Unity is the great need of the hour — the great need of this hour. Not because it sounds pleasant or because it makes us feel good, but because it’s the only way we can overcome the essential deficit that exists in this country.
I’m not talking about a budget deficit. I’m not talking about a trade deficit. I’m not talking about a deficit of good ideas or new plans.
I’m talking about a moral deficit. I’m talking about an empathy deficit. I’m taking about an inability to recognize ourselves in one another; to understand that we are our brother’s keeper; we are our sister’s keeper; that, in the words of Dr. King, we are all tied together in a single garment of destiny.

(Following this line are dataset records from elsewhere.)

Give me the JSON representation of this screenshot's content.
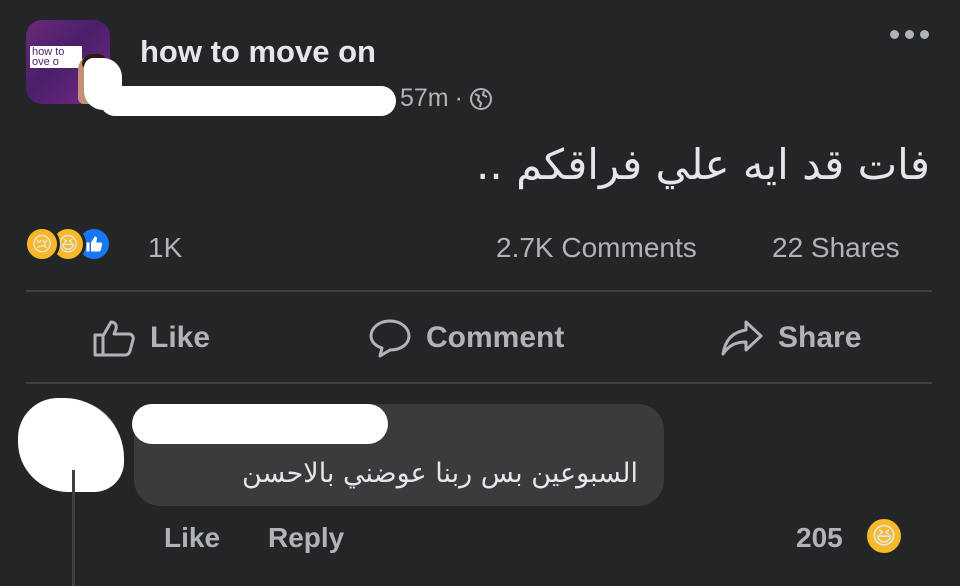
{
  "post": {
    "page_name": "how to move on",
    "avatar_text": "how to\nove o",
    "time": "57m",
    "separator": "·",
    "text": "فات قد ايه علي فراقكم .."
  },
  "stats": {
    "reaction_count": "1K",
    "comments": "2.7K Comments",
    "shares": "22 Shares"
  },
  "actions": {
    "like": "Like",
    "comment": "Comment",
    "share": "Share"
  },
  "comment": {
    "text": "السبوعين بس ربنا عوضني بالاحسن",
    "like": "Like",
    "reply": "Reply",
    "reaction_count": "205"
  },
  "icons": {
    "globe": "globe-icon",
    "more": "more-icon",
    "like": "thumbs-up-icon",
    "comment": "speech-bubble-icon",
    "share": "share-arrow-icon"
  },
  "colors": {
    "background": "#242527",
    "text": "#e4e6eb",
    "muted": "#b0b3b8",
    "bubble": "#3a3b3c",
    "like_blue": "#1877f2",
    "emoji_yellow": "#f7b928"
  }
}
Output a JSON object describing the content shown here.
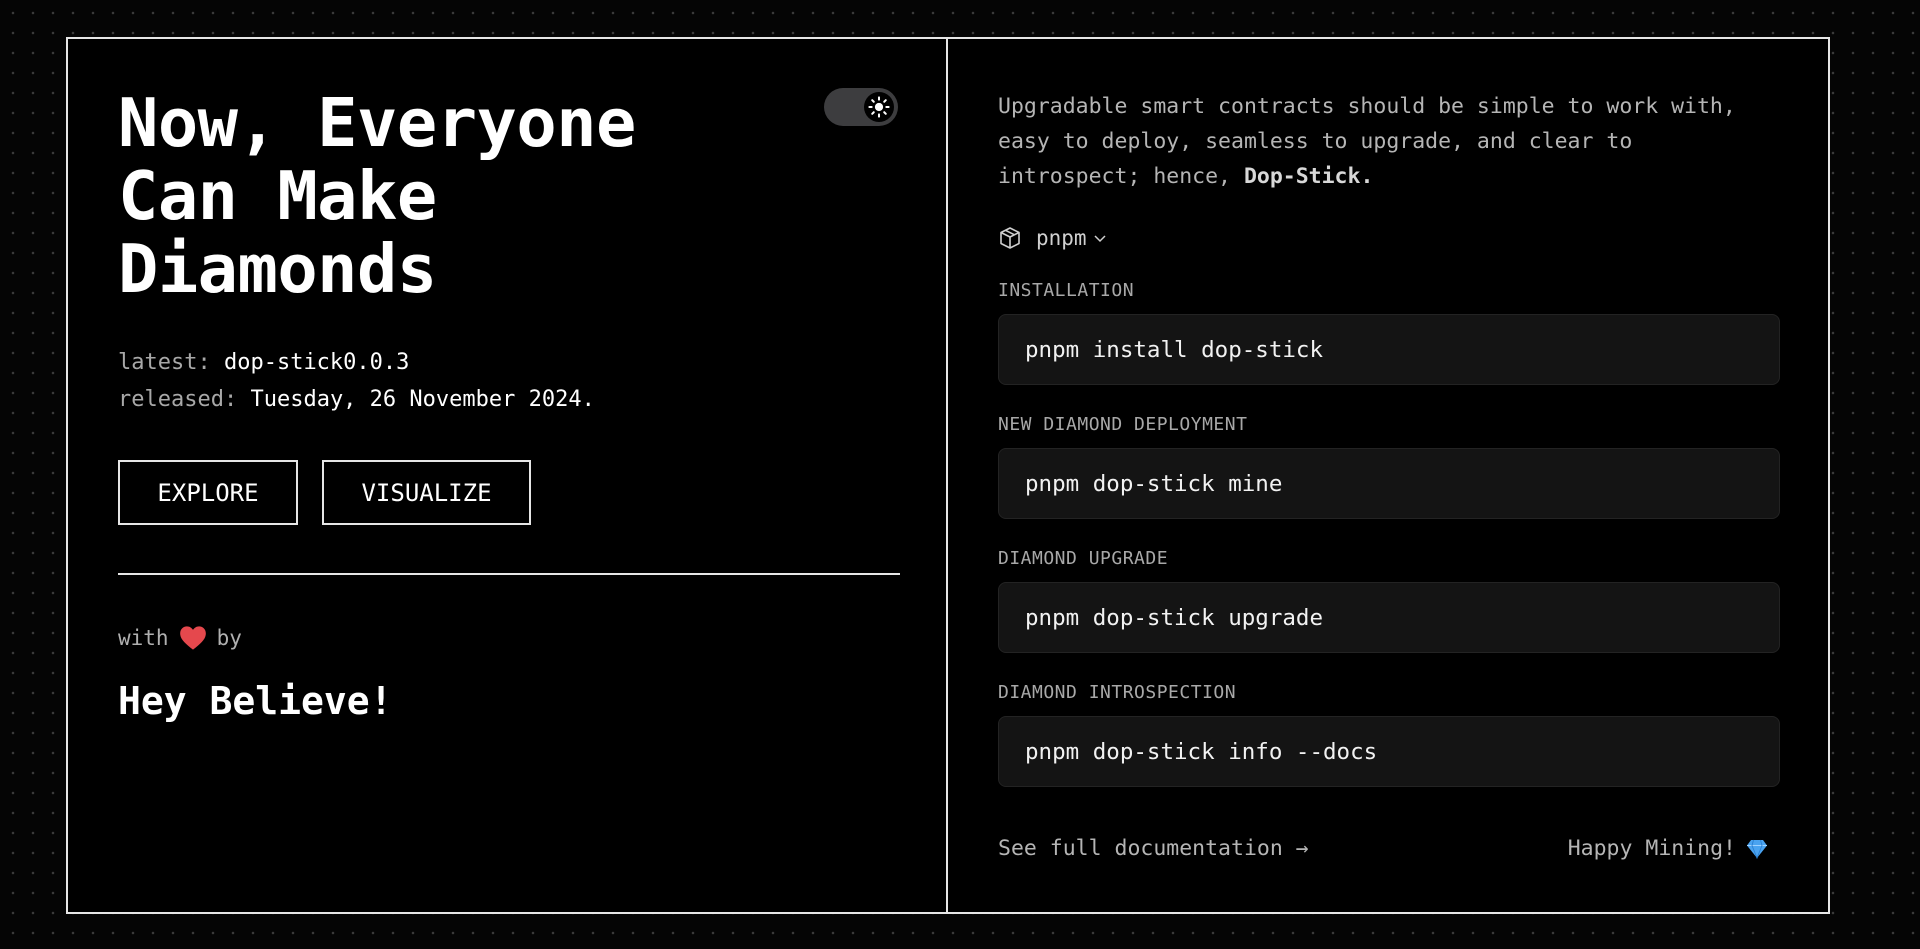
{
  "hero": {
    "headline_line1": "Now, Everyone",
    "headline_line2": "Can Make",
    "headline_line3": "Diamonds"
  },
  "theme_toggle": {
    "icon": "sun-icon",
    "state": "light-mode-toggle"
  },
  "release": {
    "latest_label": "latest:",
    "latest_value": "dop-stick0.0.3",
    "released_label": "released:",
    "released_value": "Tuesday, 26 November 2024."
  },
  "actions": {
    "explore": "EXPLORE",
    "visualize": "VISUALIZE"
  },
  "credits": {
    "with": "with",
    "by": "by",
    "heart_icon": "heart-icon",
    "author": "Hey Believe!"
  },
  "intro": {
    "text": "Upgradable smart contracts should be simple to work with, easy to deploy, seamless to upgrade, and clear to introspect; hence, ",
    "brand": "Dop-Stick."
  },
  "package_manager": {
    "icon": "package-icon",
    "selected": "pnpm"
  },
  "sections": [
    {
      "label": "INSTALLATION",
      "command": "pnpm install dop-stick"
    },
    {
      "label": "NEW DIAMOND DEPLOYMENT",
      "command": "pnpm dop-stick mine"
    },
    {
      "label": "DIAMOND UPGRADE",
      "command": "pnpm dop-stick upgrade"
    },
    {
      "label": "DIAMOND INTROSPECTION",
      "command": "pnpm dop-stick info --docs"
    }
  ],
  "footer": {
    "docs_link": "See full documentation →",
    "happy": "Happy Mining!",
    "gem_icon": "gem-icon"
  },
  "colors": {
    "background": "#000000",
    "border": "#e6e6e6",
    "code_bg": "#141414",
    "heart": "#e5484d",
    "gem": "#4aa3f0"
  }
}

-Barack Obama, 1.20.08 (Youtube link here, or I’ll email you the full text, it’s very good.)
Obama at his best.
I don’t like identity politics as it manifests itself in the popular arena, too much shading and color is lost. I also don’t like it on a theoretical level, it begets the evil it seeks to rid us of. Identify, self-identification, and the choices and groupthink therein are also in my mind an undeniable part of our world today, and will be for some time to come. Insofar as that’s true, I appreciate the discussion of race and gender, in a more frank way, that’s come about in the democratic race in the last few days. (JC Watts and the “republicanos” can get out of the house, it’s not a coincidence the elephants aren’t bringing this.)
Even more, I like that so many people are talking about how we should talk about it.